FILE PHOTO: Russia's President Vladimir Putin and South Sudan's President Salva Kiir meet in Moscow

WASHINGTON (Reuters) - The United States, Britain and Norway on Tuesday called on South Sudan's leaders to take urgent steps to ensure genuine and peaceful elections in December.

South Sudan has been formally at peace since a 2018 deal ended a five-year conflict responsible for hundreds of thousands of deaths, but violence between rival communities flares frequently.

WHY IT IS IMPORTANT

The joint statement follows warnings from the United States that South Sudan is not on a path of free and fair elections to take place in December as planned unless action is taken.

South Sudan is planning to choose leaders to succeed the current transitional government, which includes President Salva Kiir and First Vice President Riek Machar, whose respective forces battled each other during the 2013-2018 civil war.

In 2022, Kiir said the transitional government would remain in power for another two years, delaying scheduled elections.

KEY QUOTES

"Following recent senior-level visits from our capitals to Juba, the Governments of Norway, the United Kingdom, and the United States reaffirm our call for South Sudan’s leaders urgently to take steps necessary to ensure genuine and peaceful elections in December," the statement said, adding the process should address 10 questions posed by the United Nations, African Union and Intergovernmental Authority on Development.

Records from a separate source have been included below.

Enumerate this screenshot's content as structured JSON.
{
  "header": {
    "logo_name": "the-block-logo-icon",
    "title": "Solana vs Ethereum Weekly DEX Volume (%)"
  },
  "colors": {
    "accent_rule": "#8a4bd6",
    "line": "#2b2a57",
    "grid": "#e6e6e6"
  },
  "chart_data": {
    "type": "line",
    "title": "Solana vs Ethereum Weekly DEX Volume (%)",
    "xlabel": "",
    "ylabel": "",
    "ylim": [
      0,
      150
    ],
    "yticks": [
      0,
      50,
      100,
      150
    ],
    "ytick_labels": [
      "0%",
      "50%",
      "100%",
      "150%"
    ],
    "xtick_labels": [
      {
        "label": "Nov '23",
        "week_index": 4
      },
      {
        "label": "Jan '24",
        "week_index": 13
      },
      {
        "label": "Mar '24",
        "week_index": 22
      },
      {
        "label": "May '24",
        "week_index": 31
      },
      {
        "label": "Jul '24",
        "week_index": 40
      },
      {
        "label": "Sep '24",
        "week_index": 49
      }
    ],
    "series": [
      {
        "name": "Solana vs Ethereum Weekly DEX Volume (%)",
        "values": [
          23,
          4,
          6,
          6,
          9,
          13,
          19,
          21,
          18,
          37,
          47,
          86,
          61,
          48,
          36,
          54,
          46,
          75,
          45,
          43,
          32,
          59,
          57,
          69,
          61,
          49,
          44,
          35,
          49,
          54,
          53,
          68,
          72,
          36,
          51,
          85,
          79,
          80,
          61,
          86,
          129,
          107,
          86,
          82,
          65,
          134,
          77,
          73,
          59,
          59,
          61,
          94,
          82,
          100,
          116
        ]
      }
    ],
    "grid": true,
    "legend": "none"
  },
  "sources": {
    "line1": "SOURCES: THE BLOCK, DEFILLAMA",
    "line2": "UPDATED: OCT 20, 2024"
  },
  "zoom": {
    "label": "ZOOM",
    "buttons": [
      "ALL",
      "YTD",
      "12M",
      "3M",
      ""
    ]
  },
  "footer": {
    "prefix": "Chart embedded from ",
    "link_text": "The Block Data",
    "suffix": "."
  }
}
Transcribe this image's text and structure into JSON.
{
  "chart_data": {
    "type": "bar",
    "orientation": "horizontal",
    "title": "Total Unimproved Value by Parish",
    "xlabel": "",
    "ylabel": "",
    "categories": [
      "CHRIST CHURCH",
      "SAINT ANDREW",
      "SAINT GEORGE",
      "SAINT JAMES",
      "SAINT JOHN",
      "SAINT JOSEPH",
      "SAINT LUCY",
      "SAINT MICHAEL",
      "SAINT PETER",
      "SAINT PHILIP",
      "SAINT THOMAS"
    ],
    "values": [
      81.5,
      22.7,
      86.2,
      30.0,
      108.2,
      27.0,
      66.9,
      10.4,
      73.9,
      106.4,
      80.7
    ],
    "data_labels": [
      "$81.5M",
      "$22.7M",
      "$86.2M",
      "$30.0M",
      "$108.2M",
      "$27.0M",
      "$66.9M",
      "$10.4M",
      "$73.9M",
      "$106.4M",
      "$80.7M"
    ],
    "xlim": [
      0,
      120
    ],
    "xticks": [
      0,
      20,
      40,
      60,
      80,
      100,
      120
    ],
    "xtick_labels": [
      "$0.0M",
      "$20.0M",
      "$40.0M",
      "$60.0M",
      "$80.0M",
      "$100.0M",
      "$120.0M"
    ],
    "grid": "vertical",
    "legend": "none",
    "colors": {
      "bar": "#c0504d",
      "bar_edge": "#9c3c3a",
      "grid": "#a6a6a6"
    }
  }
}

"Not taking these critical steps and so not allowing elections would be a collective failure on the part of South Sudan’s leaders."

CONTEXT

A senior U.S. State Department official told Reuters this month that the elections will not be a credible process unless urgent action is taken.

On the likelihood the elections proceed in December as planned, the U.S. official said: "I give it 50/50."

The official, speaking on condition of anonymity, warned that the U.S. would look to options including sanctions and adjusting its diplomatic platform in the country if elections were to be delayed or violence breaks out.